Dear Best Friend,
A part of me feels like I should write your name, but then another part of me feels like if you ever read this, you'd know I was talking about you. Let me first start off by telling you that I really do love you. We've been friends for a really long time. You know so much about me and I'd like to think that it's the same vice versa. But lately, I've found myself dreading your texts. I never tell you about my problems because you always turn the conversation around to be about you. And you're never short of problems and issues. You're supposed to be the person that I can confide in when things are wrong or bad and I feel like I can't do it. I used to be the selfish one of our relationship and that's changed. How does a friendship work when both people are selfish? That doesn't leave a lot of room for give and take when we both just want to take. That's why I don't respond all the time. I'm tired. Maybe it's payback for me being a shitty friend. I can admit now that I used to take advantage of you, but I don't know if I'm capable of dealing with your crap. I'm sorry.

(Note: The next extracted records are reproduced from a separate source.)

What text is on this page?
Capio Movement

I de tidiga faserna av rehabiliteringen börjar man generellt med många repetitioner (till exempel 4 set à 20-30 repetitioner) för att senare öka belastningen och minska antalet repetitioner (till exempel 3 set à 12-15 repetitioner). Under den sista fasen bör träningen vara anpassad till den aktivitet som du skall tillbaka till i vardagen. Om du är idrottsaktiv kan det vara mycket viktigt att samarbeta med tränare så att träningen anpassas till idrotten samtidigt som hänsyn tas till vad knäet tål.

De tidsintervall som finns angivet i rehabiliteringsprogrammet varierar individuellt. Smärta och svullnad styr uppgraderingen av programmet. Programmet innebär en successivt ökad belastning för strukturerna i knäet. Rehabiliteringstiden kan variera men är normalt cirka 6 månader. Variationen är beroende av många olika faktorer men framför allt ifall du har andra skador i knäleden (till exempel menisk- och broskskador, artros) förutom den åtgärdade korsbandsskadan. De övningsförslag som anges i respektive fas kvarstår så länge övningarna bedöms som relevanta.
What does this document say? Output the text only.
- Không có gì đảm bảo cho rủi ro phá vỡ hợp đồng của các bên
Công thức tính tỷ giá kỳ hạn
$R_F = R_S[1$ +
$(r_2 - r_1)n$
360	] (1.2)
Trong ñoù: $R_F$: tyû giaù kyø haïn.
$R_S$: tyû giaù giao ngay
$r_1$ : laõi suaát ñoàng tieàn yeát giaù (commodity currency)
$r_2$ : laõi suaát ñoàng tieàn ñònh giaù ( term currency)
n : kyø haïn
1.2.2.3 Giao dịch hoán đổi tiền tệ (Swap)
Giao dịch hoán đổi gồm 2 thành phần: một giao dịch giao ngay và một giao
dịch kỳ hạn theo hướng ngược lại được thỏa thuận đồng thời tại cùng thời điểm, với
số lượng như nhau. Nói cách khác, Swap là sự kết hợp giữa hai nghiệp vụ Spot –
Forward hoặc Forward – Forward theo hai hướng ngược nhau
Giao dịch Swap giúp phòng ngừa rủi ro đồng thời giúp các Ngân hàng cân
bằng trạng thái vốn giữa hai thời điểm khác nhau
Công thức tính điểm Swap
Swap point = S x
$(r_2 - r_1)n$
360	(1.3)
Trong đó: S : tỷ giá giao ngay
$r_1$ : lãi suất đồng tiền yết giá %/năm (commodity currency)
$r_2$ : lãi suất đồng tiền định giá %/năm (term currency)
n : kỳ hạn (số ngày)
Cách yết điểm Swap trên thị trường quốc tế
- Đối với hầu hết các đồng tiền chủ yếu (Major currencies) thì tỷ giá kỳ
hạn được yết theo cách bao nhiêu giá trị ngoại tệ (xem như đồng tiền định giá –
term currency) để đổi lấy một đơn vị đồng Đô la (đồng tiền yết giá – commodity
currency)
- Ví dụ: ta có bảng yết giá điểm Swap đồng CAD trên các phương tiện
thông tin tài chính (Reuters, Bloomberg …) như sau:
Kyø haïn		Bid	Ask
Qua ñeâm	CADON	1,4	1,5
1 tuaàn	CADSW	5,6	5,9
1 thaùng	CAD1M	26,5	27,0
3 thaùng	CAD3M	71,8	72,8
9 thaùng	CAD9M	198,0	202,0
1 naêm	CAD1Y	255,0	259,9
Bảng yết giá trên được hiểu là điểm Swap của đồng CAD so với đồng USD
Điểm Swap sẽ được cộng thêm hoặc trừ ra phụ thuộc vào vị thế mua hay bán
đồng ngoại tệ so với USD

You've found people to replace me with. You tell me this all the time. But I haven't replaced you. I'm lonely down here. I have no friends that are my own. I don't even have a job anymore. And yet I can't tell you these things. You don't care. So I keep them to myself. I tried to tell my dad yesterday that I think I'm depressed and he told me I wasn't. He didn't listen either. That seems to be a common theme in my life right about now.
The worst thing is that I'll never tell you this. You'll probably never read this either. So I'll just keep on pretending that I'm ok. That I'm fine. That our friendship is fine. But it's not, and I'm not either. But you'll never know.